Ryan meraup wajahnya dengan kesal. Dirinya juga tidak paham akan perasaannya. Kenapa bisa membenci Rani. Padahal ia yakini dalam hati. Posisi Rani di hatinya sudah tergantikan oleh Felliana istrinya.

***Rr***

"Astaga, Aku kesiangan!"

Anida melompat dari tempat tidur, saat membuka mata dan jam dinding di kamar tamu menunjukkan angka enam.

Secepat kilat Anida berlari ke lantai atas, menuju kamarnya. Semenjak Rani berada di rumah neneknya. Anida lebih nyaman tidur berdua dengan adik angkat bundanya itu.

Begitu sampai di kamarnya. Bergegas ia masuk ke kamar mandi dan langsung membersihkan diri.

Subuh tadi Rani sudah membangunkan berhubung lagi kedatangan tamu bulanan ia tidur lagi. Padahal hari ini, jadwal UTS terakhir di sekolahnya. 

Setelah mandi, berganti pakaian dan berdandan seadanya, Anida langsung keluar kamar.

"Anida. Kamu gak sarapan dulu?" Felliana bertanya karena Anida melewati meja makan tanpa menyentuh apapun.

"Gak sempat, nanti saja di kantin, Bunda," jawab Anida sambil terus berjalan tergesa menuju teras samping tempat motornya berada.

"Ya sudah, ingat lo, harus sarapan," Felliana mengingatkan putrinya.

"Siap, Bunda!" 

Mereka menghampiri sepeda motor Anida. Tapi, ia langsung menepuk jidat karena kunci motornya ketinggalan di kamar tamu.

"Kak Rani, tolong ambilkan kunci motor. Di meja kamar kita!" teriak Anida dari teras, sempat tadi dia berpamitan. Posisi Rani sedang menyapu di ruang tamu.

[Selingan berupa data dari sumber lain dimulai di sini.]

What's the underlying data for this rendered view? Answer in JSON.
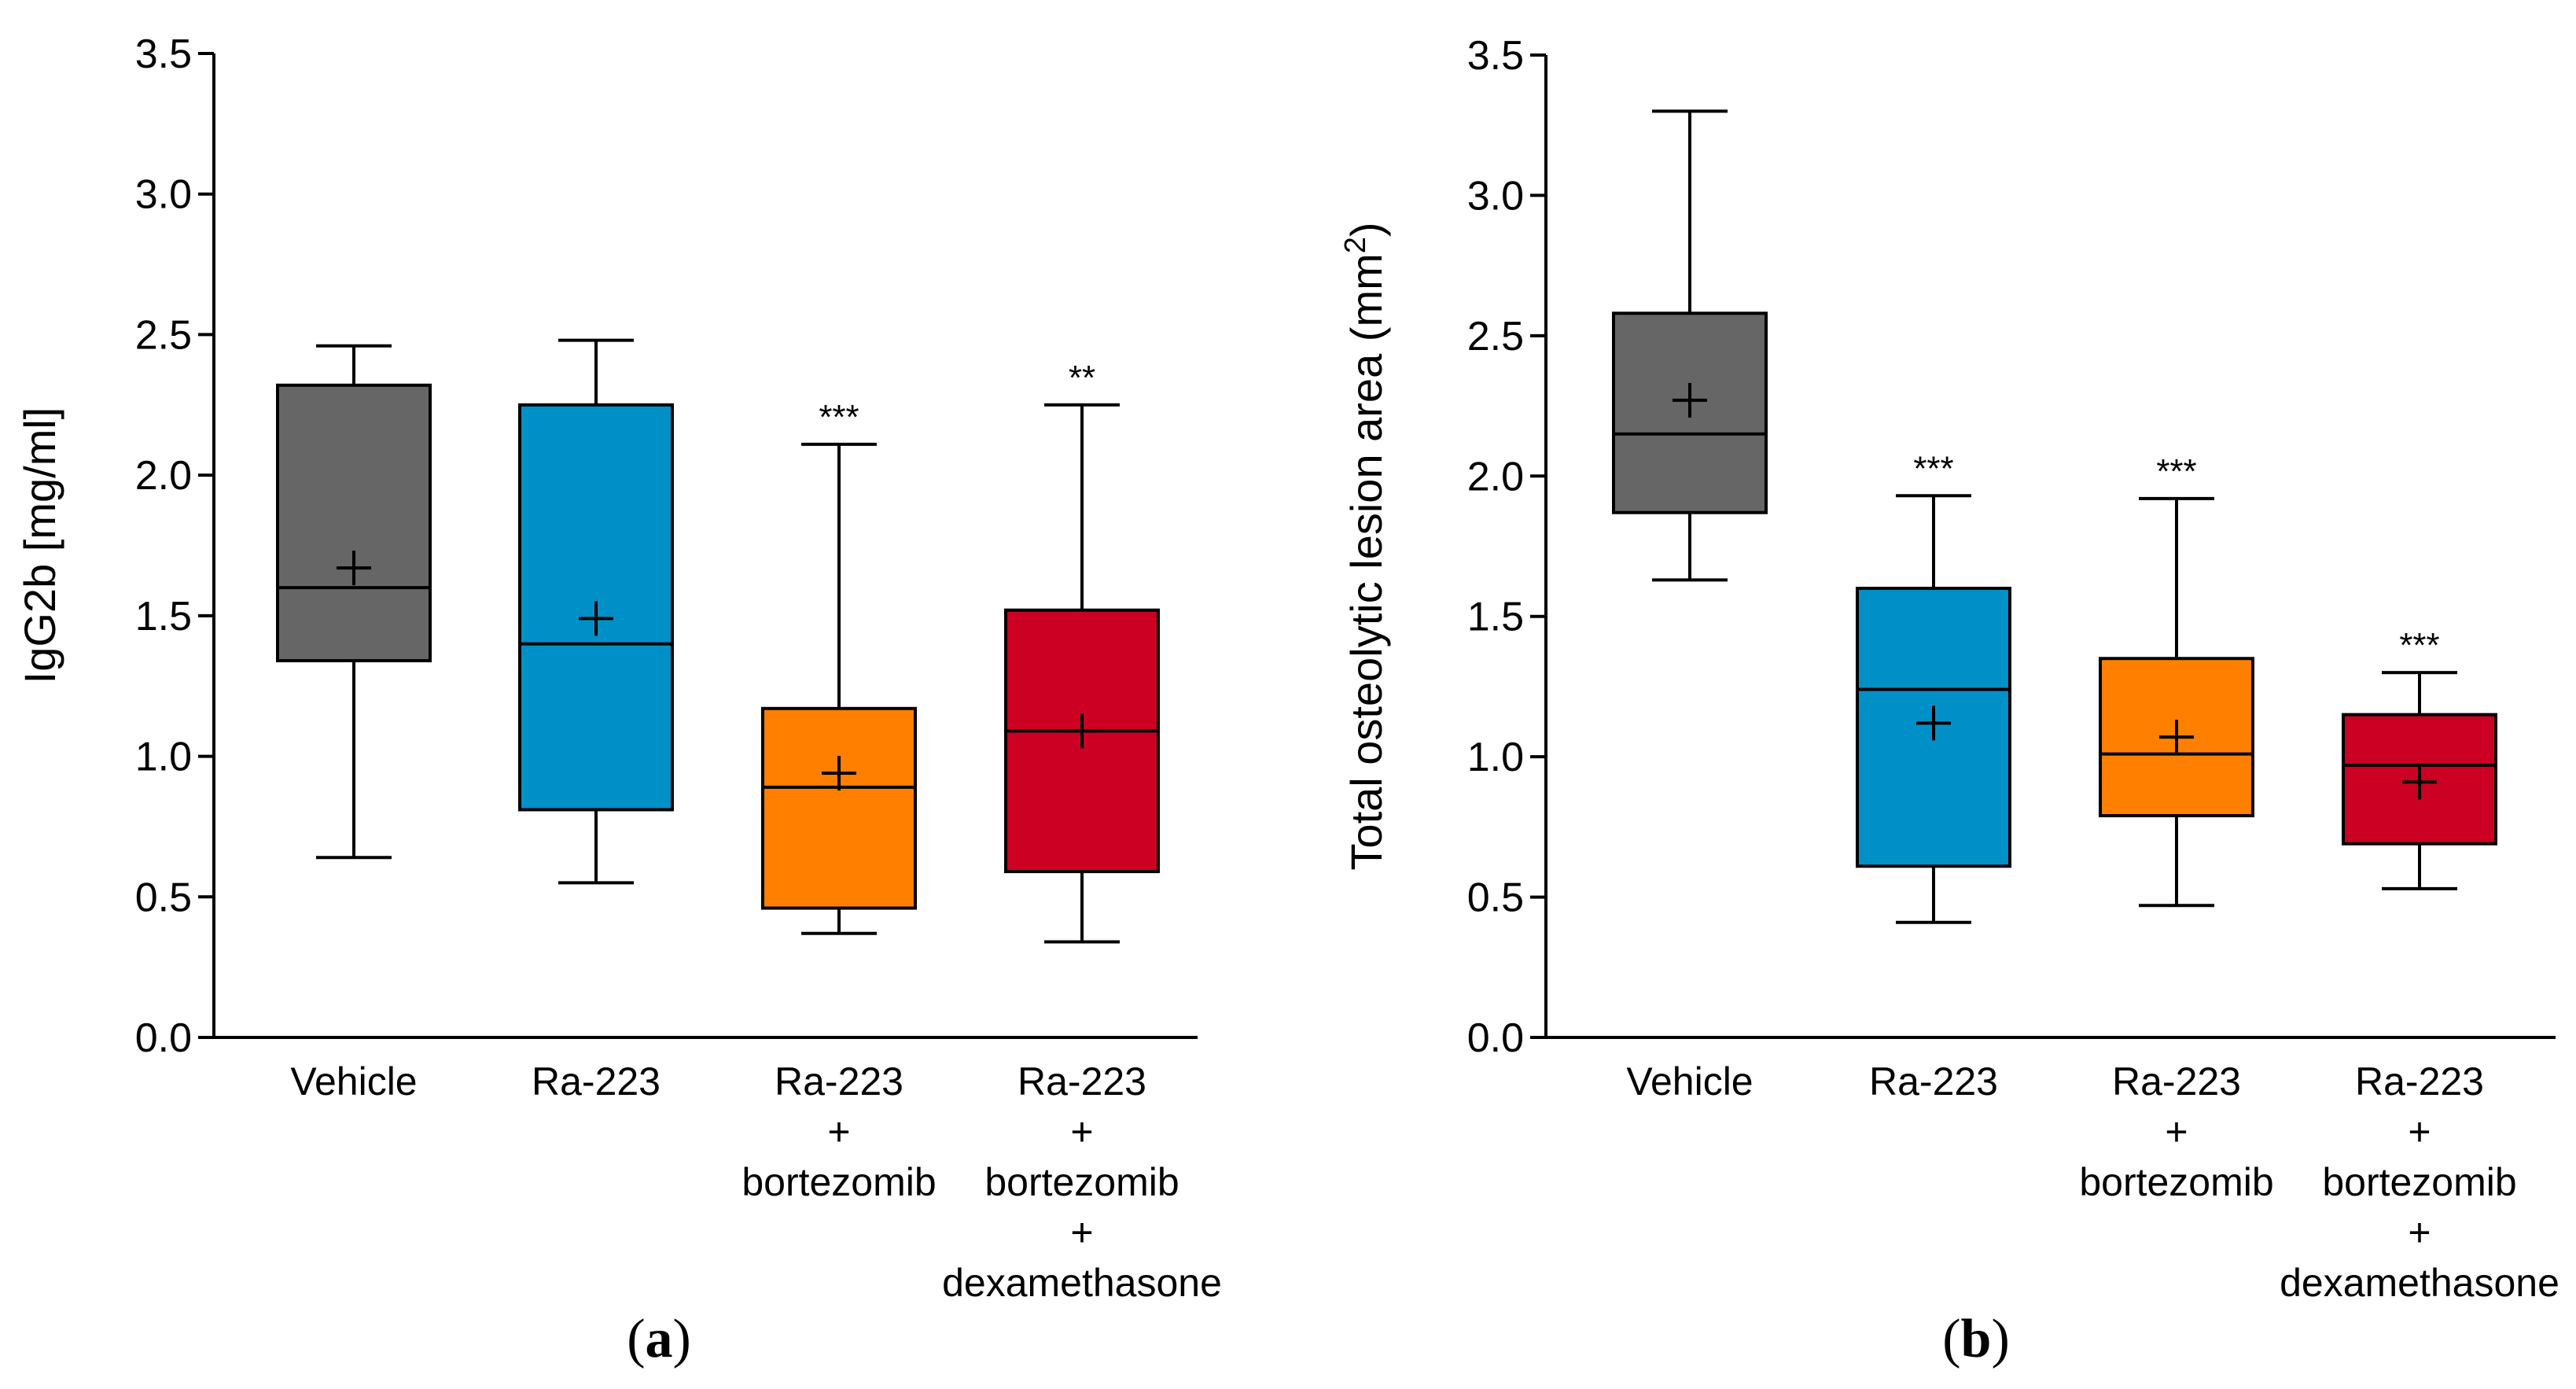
{
  "chart_data": [
    {
      "type": "box",
      "panel_label": "(a)",
      "panel_letter": "a",
      "ylabel": "IgG2b [mg/ml]",
      "ylim": [
        0,
        3.5
      ],
      "yticks": [
        "0.0",
        "0.5",
        "1.0",
        "1.5",
        "2.0",
        "2.5",
        "3.0",
        "3.5"
      ],
      "categories": [
        [
          "Vehicle"
        ],
        [
          "Ra-223"
        ],
        [
          "Ra-223",
          "+",
          "bortezomib"
        ],
        [
          "Ra-223",
          "+",
          "bortezomib",
          "+",
          "dexamethasone"
        ]
      ],
      "boxes": [
        {
          "name": "Vehicle",
          "color": "#666666",
          "whisker_low": 0.64,
          "q1": 1.34,
          "median": 1.6,
          "q3": 2.32,
          "whisker_high": 2.46,
          "mean": 1.67,
          "significance": ""
        },
        {
          "name": "Ra-223",
          "color": "#0090C8",
          "whisker_low": 0.55,
          "q1": 0.81,
          "median": 1.4,
          "q3": 2.25,
          "whisker_high": 2.48,
          "mean": 1.49,
          "significance": ""
        },
        {
          "name": "Ra-223 + bortezomib",
          "color": "#FF8000",
          "whisker_low": 0.37,
          "q1": 0.46,
          "median": 0.89,
          "q3": 1.17,
          "whisker_high": 2.11,
          "mean": 0.94,
          "significance": "***"
        },
        {
          "name": "Ra-223 + bortezomib + dexamethasone",
          "color": "#CC0022",
          "whisker_low": 0.34,
          "q1": 0.59,
          "median": 1.09,
          "q3": 1.52,
          "whisker_high": 2.25,
          "mean": 1.09,
          "significance": "**"
        }
      ]
    },
    {
      "type": "box",
      "panel_label": "(b)",
      "panel_letter": "b",
      "ylabel": "Total osteolytic lesion area (mm",
      "ylabel_sup": "2",
      "ylabel_end": ")",
      "ylim": [
        0,
        3.5
      ],
      "yticks": [
        "0.0",
        "0.5",
        "1.0",
        "1.5",
        "2.0",
        "2.5",
        "3.0",
        "3.5"
      ],
      "categories": [
        [
          "Vehicle"
        ],
        [
          "Ra-223"
        ],
        [
          "Ra-223",
          "+",
          "bortezomib"
        ],
        [
          "Ra-223",
          "+",
          "bortezomib",
          "+",
          "dexamethasone"
        ]
      ],
      "boxes": [
        {
          "name": "Vehicle",
          "color": "#666666",
          "whisker_low": 1.63,
          "q1": 1.87,
          "median": 2.15,
          "q3": 2.58,
          "whisker_high": 3.3,
          "mean": 2.27,
          "significance": ""
        },
        {
          "name": "Ra-223",
          "color": "#0090C8",
          "whisker_low": 0.41,
          "q1": 0.61,
          "median": 1.24,
          "q3": 1.6,
          "whisker_high": 1.93,
          "mean": 1.12,
          "significance": "***"
        },
        {
          "name": "Ra-223 + bortezomib",
          "color": "#FF8000",
          "whisker_low": 0.47,
          "q1": 0.79,
          "median": 1.01,
          "q3": 1.35,
          "whisker_high": 1.92,
          "mean": 1.07,
          "significance": "***"
        },
        {
          "name": "Ra-223 + bortezomib + dexamethasone",
          "color": "#CC0022",
          "whisker_low": 0.53,
          "q1": 0.69,
          "median": 0.97,
          "q3": 1.15,
          "whisker_high": 1.3,
          "mean": 0.91,
          "significance": "***"
        }
      ]
    }
  ]
}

"Ya ampun Nida, kayak di hutan. Teriak-teriak gitu. Biar bunda saja yang ambilkan!" omel Felliana sambil geleng-geleng kepala.

"Hehee ... maaf, ya Bunda," Anida nyengir tanpa dosa. Ia sendiri memperbaiki penampilannya, berkaca pada jendela samping rumah.

Rani setengah berlari memberikan kunci pada Felliana. Kemudian melanjutkan pekerjaannya menyapu ruang tamu. 

Anida mengambil kunci motor dari bundanya. Buru-buru menaiki sepeda motor. Namun saat menstarter ternyata motornya tidak mau nyala.

"Ya Allah, cobaan apa lagi ini? Ada apa dengan motor ini, kenapa gak mau nyala sih? Perasaan kemarin baik-baik saja," Anida dibuat frustasi setelah mencoba berkali-kali, tapi motornya tetap tidak mau nyala.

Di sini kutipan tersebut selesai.